La cabina insonorizada estaba en el sótano. Esa chica era muy rápida caminando en la enorme tienda; seguirla era difícil en ese enorme almacén de todo tipo de artefactos usados para fabricar sentencias musicales. Por poco me trago un saxofón porque el suelo era resbaladizo, como son casi todos los suelos para la gente que padece ataxia. Notaba que mis pasos eran pesados: como veinte de la chica guapa. ¡Entonces las vi! Normalmente, para todos los que padecemos ataxia, las escaleras dan miedo, son terribles de no existir una maravillosa barandilla de sostén.
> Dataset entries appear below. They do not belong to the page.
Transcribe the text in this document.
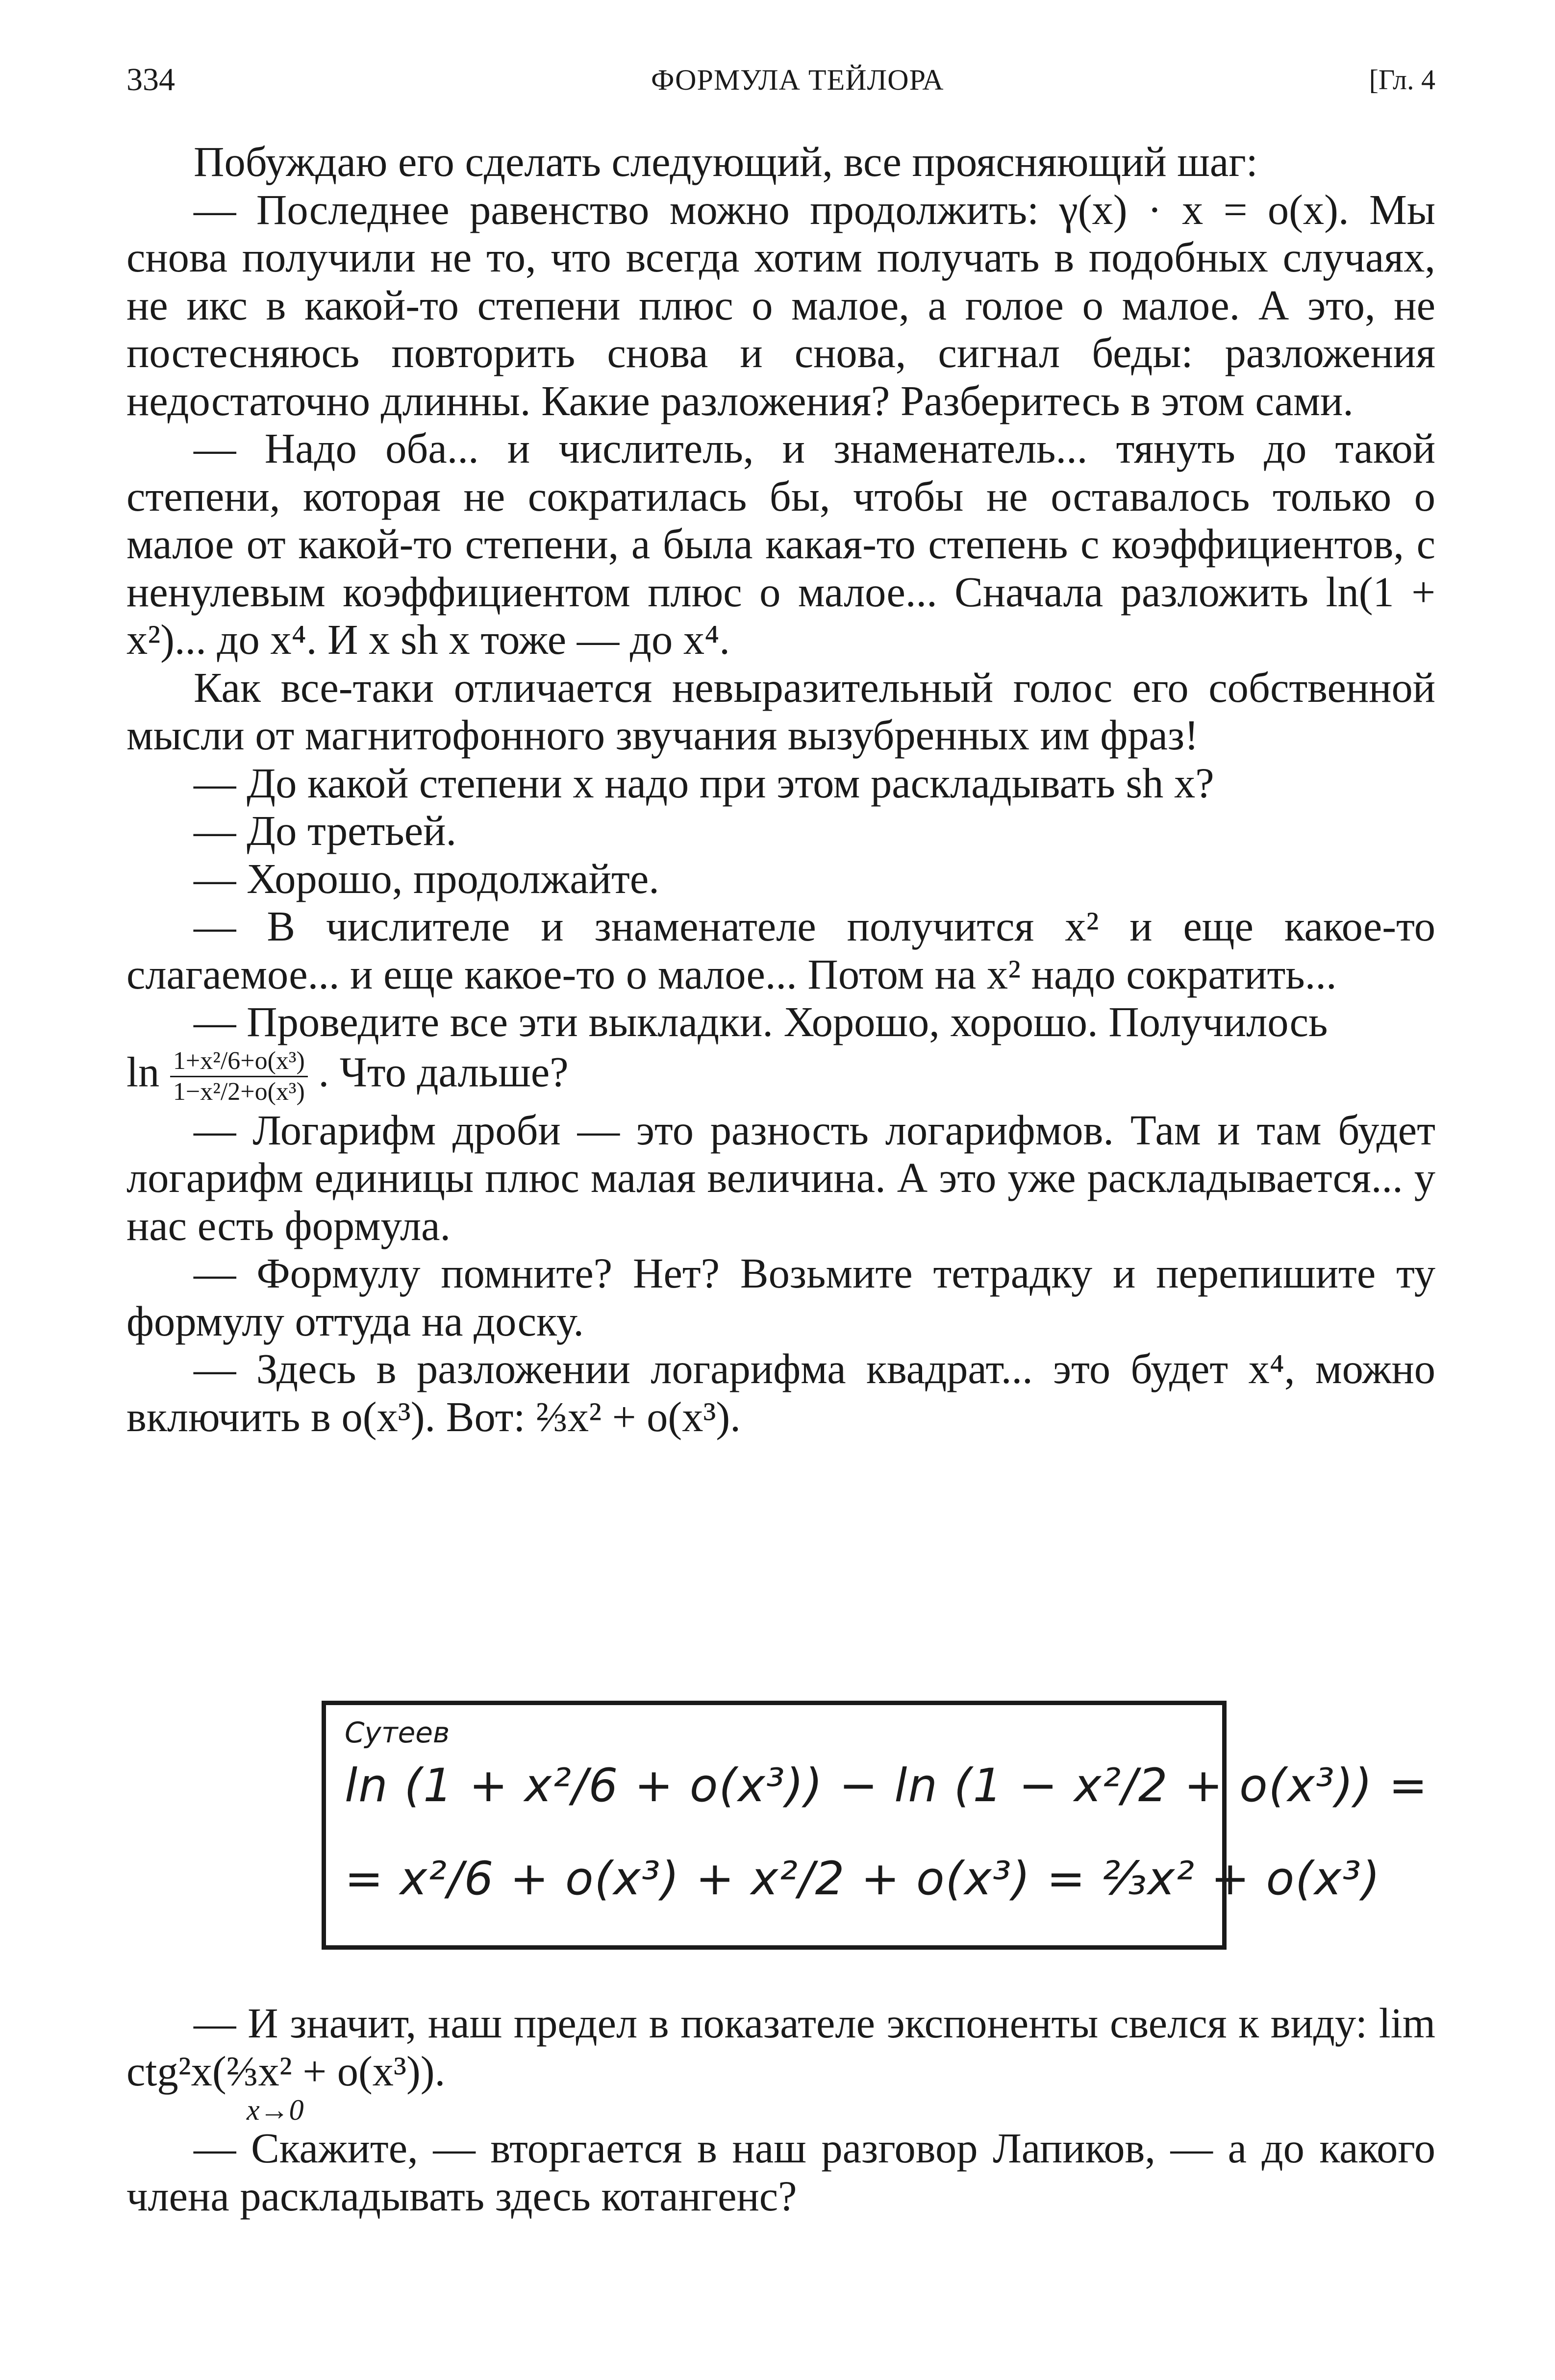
334	ФОРМУЛА ТЕЙЛОРА	[Гл. 4

Побуждаю его сделать следующий, все проясняющий шаг:

— Последнее равенство можно продолжить: γ(x) · x = o(x). Мы снова получили не то, что всегда хотим получать в подобных случаях, не икс в какой-то степени плюс o малое, а голое o малое. А это, не постесняюсь повторить снова и снова, сигнал беды: разложения недостаточно длинны. Какие разложения? Разберитесь в этом сами.

— Надо оба... и числитель, и знаменатель... тянуть до такой степени, которая не сократилась бы, чтобы не оставалось только o малое от какой-то степени, а была какая-то степень с коэффициентов, с ненулевым коэффициентом плюс o малое... Сначала разложить ln(1 + x²)... до x⁴. И x sh x тоже — до x⁴.

Как все-таки отличается невыразительный голос его собственной мысли от магнитофонного звучания вызубренных им фраз!

— До какой степени x надо при этом раскладывать sh x?

— До третьей.

— Хорошо, продолжайте.

— В числителе и знаменателе получится x² и еще какое-то слагаемое... и еще какое-то o малое... Потом на x² надо сократить...

— Проведите все эти выкладки. Хорошо, хорошо. Получилось

$\ln \frac{\text{1+x²/6+o(x³)}}{\text{1−x²/2+o(x³)}}$ . Что дальше?

— Логарифм дроби — это разность логарифмов. Там и там будет логарифм единицы плюс малая величина. А это уже раскладывается... у нас есть формула.

— Формулу помните? Нет? Возьмите тетрадку и перепишите ту формулу оттуда на доску.

— Здесь в разложении логарифма квадрат... это будет x⁴, можно включить в o(x³). Вот: ⅔x² + o(x³).

Сутеев
ln (1 + x²/6 + o(x³)) − ln (1 − x²/2 + o(x³)) =
= x²/6 + o(x³) + x²/2 + o(x³) = ⅔x² + o(x³)

— И значит, наш предел в показателе экспоненты свелся к виду: lim ctg²x(⅔x² + o(x³)).

x→0

— Скажите, — вторгается в наш разговор Лапиков, — а до какого члена раскладывать здесь котангенс?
Entonces, todo lo que se piensa y lo que se vive se reduce a esas asquerosas escaleras; ni el maravilloso trasero de la dependienta, ni el aire acondicionado, ni la extraña tienda, ni en los extraños instrumentos que no reconocía, ni la cara que iba a poner Carlos cuando me viera... Nada, sólo pensaba en las escaleras. Las escaleras eran de madera endeble; de esas que cada peldaño es una tabla y puedes ver el suelo, las peores escaleras. ¡Encima de caracol! Me quedé petrificado, clavado, antes de empezar a bajar esas escaleras.
- ¡Vamos! -la chica estaba exigente.
No me atrevía a pedirle ayuda, pues sería demasiado largo y el código de caballería de los adolescentes dice que una tía buena no está precisamente para aumentar la estabilidad de uno. La chica seguía bajando haciendo evidente el sonido agudo de las suelas de sus zapatos en un timbal, ya que, a cada paso retumbaba.
Vi que no había barandilla y me lancé porque la chica volvió a gruñir con mi tardanza. El primer escalón bien, no hubo problemas, pero el segundo y el tercero... Bueno, perdí el equilibrio y fui a agarrarme a la barandilla inexistente, entonces caí; rodé un poco y me precipité por el hueco. Como la chica había sido muy rápida bajando, caí encima de ella. Yo no me hice daño, ni un rasguño. Parece que la chica tampoco, porque se puso muy nerviosa y colorada, me apartó bruscamente y se fue corriendo y chillando. Con la caída, le había arrancado el vestido corto y quedó en un topless interesante, pero, al caer, mis gafas salieron disparadas y no me fijé bien. La chica, desnuda, se escondió en un cuarto. Me percaté de que el ruido había sido enorme y mucha gente estaba a mi alrededor... gente que estaba en las cabinas tocando el arpa, el violín o el piano. Carlos corrió, se interesó por mí y le dije que estaba perfectamente, luego rió, como los demás. Me sentía como un payaso involuntario. Luego llegó el jefe y me preguntó anonadado.
- Verá -respondí-, es que tengo una enfermedad que me afecta al equilibrio y a la coordinación y...
- ¿Cómo se llama?
- Ataxia...
- Encima drogas...
Cogió el teléfono para llamar a la policía, y menos mal que mi amigo corroboró mi versión.
Por la tarde pensé en disculparme ante la chica porque me envolvía una fuerte culpabilidad. Volví a la tienda y la vi con una señora que insistía en alquilar un piano. Esperé.
- Vamos al sótano, allí están expuestos -dijo ella a la cliente.
Vi a la señora y a ella que bajaban las escaleras con mucha soltura. Me sentí insignificante y me quise ir, pero a mi espalda estaba el jefe que había llegado en ese momento, y me preguntó:
- ¿Qué quieres ahora?
- He venido para disculparme por el accidente ese...
- ¡Ah! Bien, habla con ella, es un bonito detalle.
Luego miró, vio que estaba en el sótano, se asustó un poco y añadió:
- Pero mejor, vuelve otro día, porque ha ido a un recado y no creo que vuelva hoy.